O banqueiro libanês Antoun Sehnaoui está no centro de uma rede de interesses políticos, financeiros e de imprensa que atua pela aproximação do Líbano com “Israel”. Uma investigação publicada pelo norte-americano The Grayzone, baseada também em reportagens do libanês L’Orient Today, apresenta Sehnaoui como um dos principais financiadores dessa operação.

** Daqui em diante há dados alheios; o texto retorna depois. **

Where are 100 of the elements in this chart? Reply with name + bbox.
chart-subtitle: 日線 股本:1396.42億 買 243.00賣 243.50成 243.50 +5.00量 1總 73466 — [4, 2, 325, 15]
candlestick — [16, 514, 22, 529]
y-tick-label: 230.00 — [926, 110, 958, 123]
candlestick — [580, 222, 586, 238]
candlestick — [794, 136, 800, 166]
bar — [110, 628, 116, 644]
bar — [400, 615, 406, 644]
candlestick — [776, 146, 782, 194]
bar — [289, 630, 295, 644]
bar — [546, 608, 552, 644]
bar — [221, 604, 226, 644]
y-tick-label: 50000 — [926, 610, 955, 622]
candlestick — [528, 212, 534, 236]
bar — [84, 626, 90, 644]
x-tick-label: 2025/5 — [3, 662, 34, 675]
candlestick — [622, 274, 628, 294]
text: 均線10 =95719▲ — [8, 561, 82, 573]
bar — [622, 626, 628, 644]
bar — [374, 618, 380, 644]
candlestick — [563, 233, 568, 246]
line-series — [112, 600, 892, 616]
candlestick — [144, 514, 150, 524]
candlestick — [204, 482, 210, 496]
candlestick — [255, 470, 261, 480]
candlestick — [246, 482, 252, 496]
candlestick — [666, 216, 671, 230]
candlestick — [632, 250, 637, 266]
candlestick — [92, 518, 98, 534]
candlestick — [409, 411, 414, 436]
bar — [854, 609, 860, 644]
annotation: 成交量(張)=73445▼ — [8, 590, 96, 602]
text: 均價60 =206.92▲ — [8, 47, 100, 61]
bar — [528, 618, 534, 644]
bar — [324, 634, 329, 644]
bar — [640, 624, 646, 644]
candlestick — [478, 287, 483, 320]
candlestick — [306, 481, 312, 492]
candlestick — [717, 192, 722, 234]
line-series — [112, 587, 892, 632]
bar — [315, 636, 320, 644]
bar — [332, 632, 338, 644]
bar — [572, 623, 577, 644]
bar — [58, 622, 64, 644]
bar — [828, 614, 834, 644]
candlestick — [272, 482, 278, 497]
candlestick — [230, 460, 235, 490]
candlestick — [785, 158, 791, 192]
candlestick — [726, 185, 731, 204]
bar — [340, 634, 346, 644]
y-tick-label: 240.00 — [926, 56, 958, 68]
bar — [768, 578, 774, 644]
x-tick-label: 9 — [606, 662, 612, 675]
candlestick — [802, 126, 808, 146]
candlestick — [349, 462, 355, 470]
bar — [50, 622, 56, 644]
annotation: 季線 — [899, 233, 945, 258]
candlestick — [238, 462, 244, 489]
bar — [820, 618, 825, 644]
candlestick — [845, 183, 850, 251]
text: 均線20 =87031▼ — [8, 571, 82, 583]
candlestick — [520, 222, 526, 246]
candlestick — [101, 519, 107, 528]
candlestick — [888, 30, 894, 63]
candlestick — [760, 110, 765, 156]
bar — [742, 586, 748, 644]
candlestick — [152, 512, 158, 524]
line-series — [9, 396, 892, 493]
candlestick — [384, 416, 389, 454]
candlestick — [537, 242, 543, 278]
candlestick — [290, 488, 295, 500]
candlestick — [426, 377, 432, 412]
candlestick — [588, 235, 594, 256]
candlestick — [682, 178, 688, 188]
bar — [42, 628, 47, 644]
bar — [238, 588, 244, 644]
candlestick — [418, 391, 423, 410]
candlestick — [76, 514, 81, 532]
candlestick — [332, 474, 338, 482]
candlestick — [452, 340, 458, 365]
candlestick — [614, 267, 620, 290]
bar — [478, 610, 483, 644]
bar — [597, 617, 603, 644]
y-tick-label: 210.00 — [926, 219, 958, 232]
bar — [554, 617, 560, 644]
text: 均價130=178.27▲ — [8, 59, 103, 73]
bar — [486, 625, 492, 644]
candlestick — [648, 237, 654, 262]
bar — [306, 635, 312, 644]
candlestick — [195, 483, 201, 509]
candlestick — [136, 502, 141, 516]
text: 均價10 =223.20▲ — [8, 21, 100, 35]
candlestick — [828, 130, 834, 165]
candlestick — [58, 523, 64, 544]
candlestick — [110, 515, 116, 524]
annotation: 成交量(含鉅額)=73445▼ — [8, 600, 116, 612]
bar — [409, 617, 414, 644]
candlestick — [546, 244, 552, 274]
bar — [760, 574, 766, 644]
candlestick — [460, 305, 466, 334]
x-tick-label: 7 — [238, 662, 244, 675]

Segundo a investigação, dinheiro do banqueiro alimenta publicações como Ici Beyrouth, This Is Beirut e Hunna Lubnan. Esses veículos participam da ofensiva contra o Hesbolá e defendem posições favoráveis à aproximação com o Estado sionista. O levantamento aponta ainda relações entre o círculo do banqueiro e grupos da extrema direita cristã libanesa.
Sehnaoui deixou poucas dúvidas sobre sua posição política quando apareceu, no fim de julho, em uma reunião particular em Washington com Benjamin Netaniahu. No Líbano, onde relações diretas com “Israel” são proibidas, advogados exigiram providências contra ele, e autoridades determinaram que fosse interrogado caso retornasse ao país.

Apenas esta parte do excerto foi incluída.